如何快速上手lxml
lxml是一个非常方便的解析工具,首先了解一下lxml在整个爬虫开发流程中的作用。
爬虫可简单可复杂,视爬虫对象、任务不同而不同。我们的目标是用最简单最有效的方法来快速获取想要的信息。
这里给出一个简单例子:爬取信用信息公示系统中,企业信息详情。
如下图所示:
1 实例
首先确定lxml规则
xpath finder
插件会直观显示匹配结果。
然后再ipython中验证
In [1]: import requests
In [2]: from lxml import html
In [3]: resp=requests.get('http://www.sdsszt.com/GSpublicity/GSpublicityList.html?service=entInfo_QuIz54WYBCp98MAnDE+TOjSI6nj4d
...: DhPid4wNzIOjLyqVswLC8L8we/iqFGcaayM-q1d+FAeb99tNXz0PkuiXwA==&localSetting=sd&from=singlemessage')
In [4]: text=resp.content.decode('utf-8')

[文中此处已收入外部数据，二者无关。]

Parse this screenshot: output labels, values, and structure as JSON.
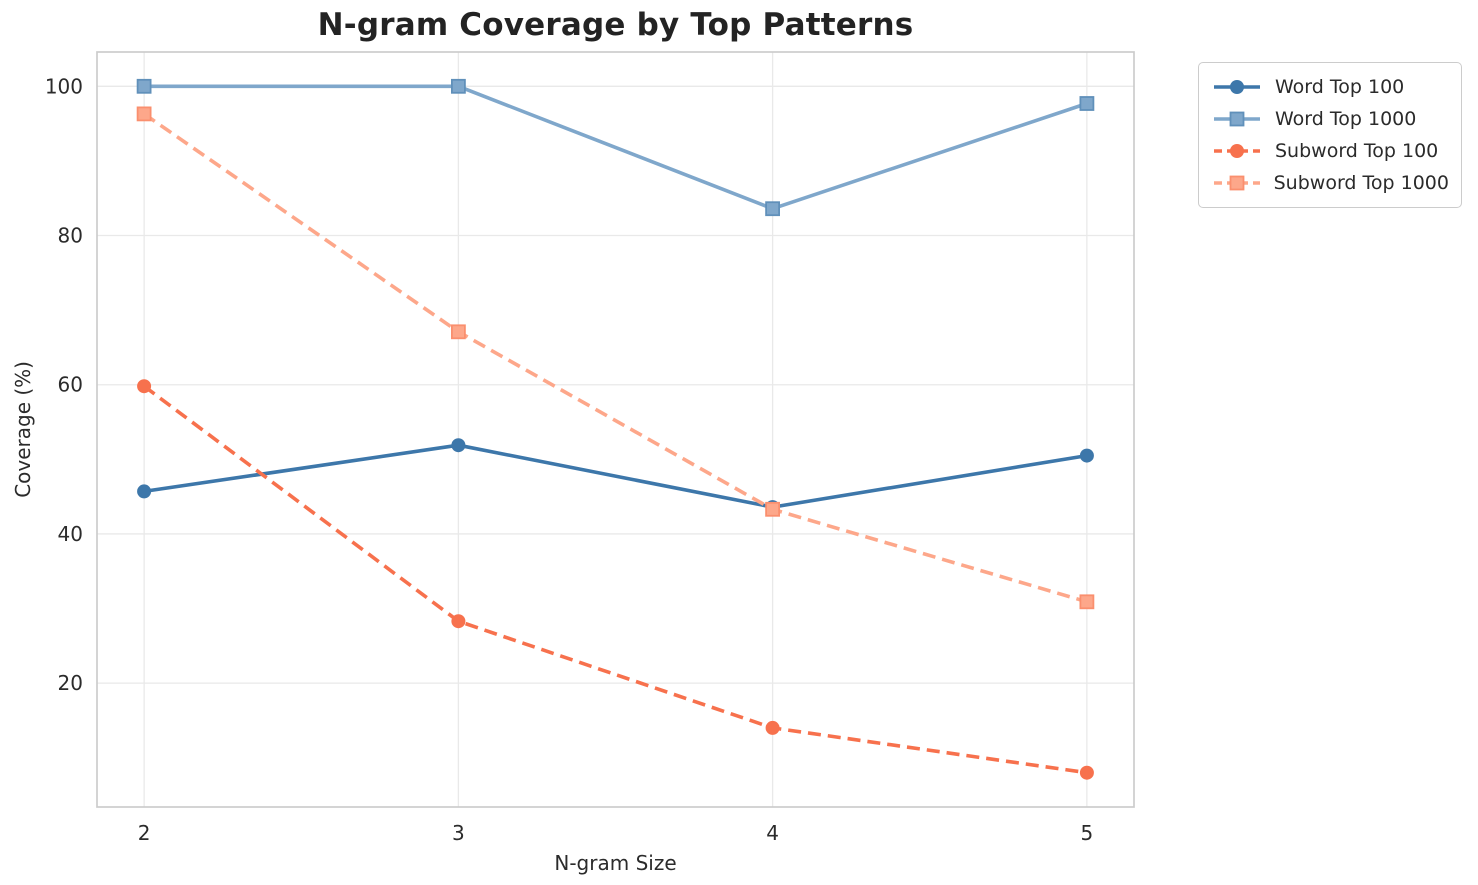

In [7]: root=html.fromstring(text)
In [21]: root.findall('.//tr/td/span[@class=\'label\']')[0].xpath('text()')
Out[21]: ['统一社会信用代码/注册号:']
In [22]: root.findall('.//table//tr/td/span[@class=\'label\']')[0].xpath('text()')
Out[22]: ['统一社会信用代码/注册号:']
In [23]: root.findall('.//table//tr/td/span[@class=\'content\']')[0].xpath('text()')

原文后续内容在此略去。